Agnes Buen Garnås vocal
Jan Garbarek synthesizers, percussion instruments, soprano and tenor saxophones
Recorded Autumn 1988 at Bel Studio, Oslo
Engineers: Ingar Helgesen and Ulf Holland
Produced by Jan Garbarek and Manfred Eicher

One can hardly overstate the innovativeness of saxophonist Jan Garbarek. Having started as a strong arm of free jazz impressionism, Garbarek quickly turned to the future by mining the past, regaling the world of recorded music with an historical dimension. The crowning achievement of these efforts remains Rosensfole, for which we put the spotlight on folk singer Agnes Buen Garnås in lush settings of synthesizer, percussion, and tenor and soprano saxophones. These two complementary forces touch their cool torches to a tincture of medieval songs from their native Norway, making for an album that could exist nowhere but on ECM, a label ever at the forefront of vivacious interpretations of antiquities with the languages of the here and now.

Such explorations had by then already manifested themselves in Garbarek’s work, but with Garnås his vision was deepened in an entirely new direction.
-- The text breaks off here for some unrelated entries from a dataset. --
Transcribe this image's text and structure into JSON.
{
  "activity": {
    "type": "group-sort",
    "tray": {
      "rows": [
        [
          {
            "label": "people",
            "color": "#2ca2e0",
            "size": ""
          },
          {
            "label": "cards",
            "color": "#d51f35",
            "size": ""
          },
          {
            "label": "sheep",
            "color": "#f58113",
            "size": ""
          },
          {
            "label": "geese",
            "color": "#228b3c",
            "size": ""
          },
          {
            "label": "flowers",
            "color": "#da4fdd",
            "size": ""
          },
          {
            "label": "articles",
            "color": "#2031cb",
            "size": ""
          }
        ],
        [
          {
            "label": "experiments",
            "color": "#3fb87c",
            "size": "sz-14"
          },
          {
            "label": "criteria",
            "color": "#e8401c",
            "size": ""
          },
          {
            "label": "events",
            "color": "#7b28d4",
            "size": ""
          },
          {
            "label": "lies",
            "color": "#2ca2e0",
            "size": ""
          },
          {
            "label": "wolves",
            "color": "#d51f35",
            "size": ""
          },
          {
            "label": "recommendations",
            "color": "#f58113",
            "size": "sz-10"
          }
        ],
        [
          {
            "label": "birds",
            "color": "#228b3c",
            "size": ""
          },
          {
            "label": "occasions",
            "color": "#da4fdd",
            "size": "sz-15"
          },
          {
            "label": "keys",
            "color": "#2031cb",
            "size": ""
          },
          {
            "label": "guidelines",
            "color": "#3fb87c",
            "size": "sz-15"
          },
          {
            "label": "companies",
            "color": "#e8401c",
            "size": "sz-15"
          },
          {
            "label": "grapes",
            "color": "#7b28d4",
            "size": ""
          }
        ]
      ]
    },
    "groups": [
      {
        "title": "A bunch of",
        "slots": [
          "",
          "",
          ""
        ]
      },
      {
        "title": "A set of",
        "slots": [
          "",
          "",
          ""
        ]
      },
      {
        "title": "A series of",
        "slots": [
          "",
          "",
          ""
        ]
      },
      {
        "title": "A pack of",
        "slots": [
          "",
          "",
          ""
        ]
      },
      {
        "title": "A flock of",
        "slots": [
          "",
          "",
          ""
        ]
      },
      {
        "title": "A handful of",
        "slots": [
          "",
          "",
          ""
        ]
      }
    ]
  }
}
It is also because of her that we have the current program, which reads like a catalog of her work in the field. The scope of her commitment is clearest in “Innferd,” which comes from none other than the singer’s mother. Her bright calls to power blend the word into image and both into air, filling the listener with countless narrative possibilities. (On that note, one needs hardly a translated word within reach in order to appreciate the evocativeness thereof.) The title song carries forth an especially potent vibe, which is heightened by Garbarek’s attentive percussion and synth dulcimer strains. Like many of the tracks thereafter, its spell breaks all too quickly, leaving us still and in dire need of the nourishment that comes in the 16-minute “Margjit Og Targjei Risvollo.” Here the music heaves with the weight of legend, bringing the freshness of its wounds to bear upon the unsuspecting listener with unwavering drama.
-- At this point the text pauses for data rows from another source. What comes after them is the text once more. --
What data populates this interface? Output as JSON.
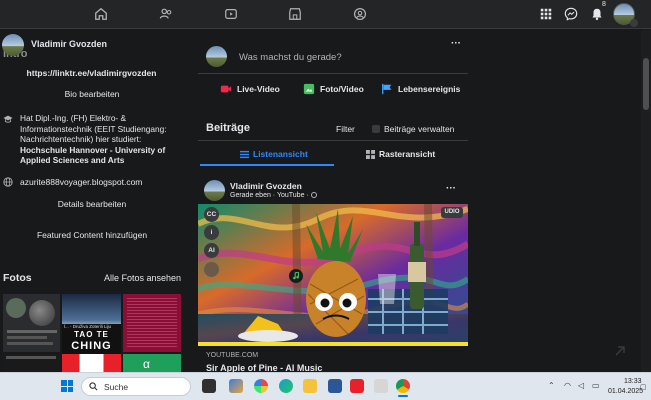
{
  "header": {
    "notification_count": "8"
  },
  "profile": {
    "name": "Vladimir Gvozden",
    "intro_title": "Intro",
    "link": "https://linktr.ee/vladimirgvozden",
    "edit_bio": "Bio bearbeiten",
    "education_prefix": "Hat Dipl.-Ing. (FH) Elektro- & Informationstechnik (EEIT Studiengang: Nachrichtentechnik) hier studiert: ",
    "education_school": "Hochschule Hannover - University of Applied Sciences and Arts",
    "website": "azurite888voyager.blogspot.com",
    "edit_details": "Details bearbeiten",
    "add_featured": "Featured Content hinzufügen",
    "photos_title": "Fotos",
    "photos_all": "Alle Fotos ansehen",
    "photo_texts": [
      "TAO TE",
      "CHING",
      "l... - Druživa Zoterili Liju"
    ]
  },
  "composer": {
    "placeholder": "Was machst du gerade?",
    "actions": [
      "Live-Video",
      "Foto/Video",
      "Lebensereignis"
    ]
  },
  "posts_section": {
    "title": "Beiträge",
    "filter": "Filter",
    "manage": "Beiträge verwalten",
    "list_view": "Listenansicht",
    "grid_view": "Rasteransicht"
  },
  "post": {
    "author": "Vladimir Gvozden",
    "meta": "Gerade eben · YouTube ·",
    "source": "YOUTUBE.COM",
    "title": "Sir Apple of Pine - AI Music",
    "side_icons": [
      "CC",
      "i",
      "AI"
    ],
    "badge": "UDIO"
  },
  "taskbar": {
    "search": "Suche",
    "time": "13:33",
    "date": "01.04.2025"
  },
  "colors": {
    "accent": "#2d88ff",
    "live": "#f02849",
    "photo": "#45bd62",
    "event": "#3ea6ff"
  }
}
In the wake of this epic statement, “Maalfri Mi Fruve” peaks above the mounting waves in an intimate call and response. This stunner sits at the edge of a towering abyss of life (and a love of the same), segueing us into sonic flowers like “Venelite” and “Signe Lita” that morph into drum-heavy expositions of the plains. The latter, along with the droning “Grisilla,” unlocks its secrets one string at a time, floating freely and with the tinge of a lullaby—its sweetness veneered by a hint of mortality—before riding into the sunset on a steed of light and poetry. “Stolt Øli” gives us an even bolder taste of the salty air, furthering that ride through a cloud-shadowed landscape of crumbling stone castles and widening vistas, while “Lillebroer Og Storebroer” diffuses its gallop with electronic voices surrounding a blacksmith’s beat.

Garnås ends this timeless date with “Utferd,” which yodels across the skies with the surety of a shepherd folding into pasture and melts into Garbarek’s plaintive whale song. The latter’s reeds are similarly understated throughout, providing nary a leading line but thickly drawn chords and ephemeral appendages.

Although Rosensfole may not have caught on so noticeably stateside, it proved to be an eye-opener in Norway, where generations of up-and-coming jazz musicians took it as a window into the neglected corners of their craft. One can still hear its influence in the work of Steve Tibbetts and in crossover acts like Vas. A fitting companion to Trio Mediaeval’s Folk Songs, Rosensfole shows a side of Garbarek’s evocative abilities heard only on his solo albums and, more importantly, has in Garnås introduced many to a voice for the ages.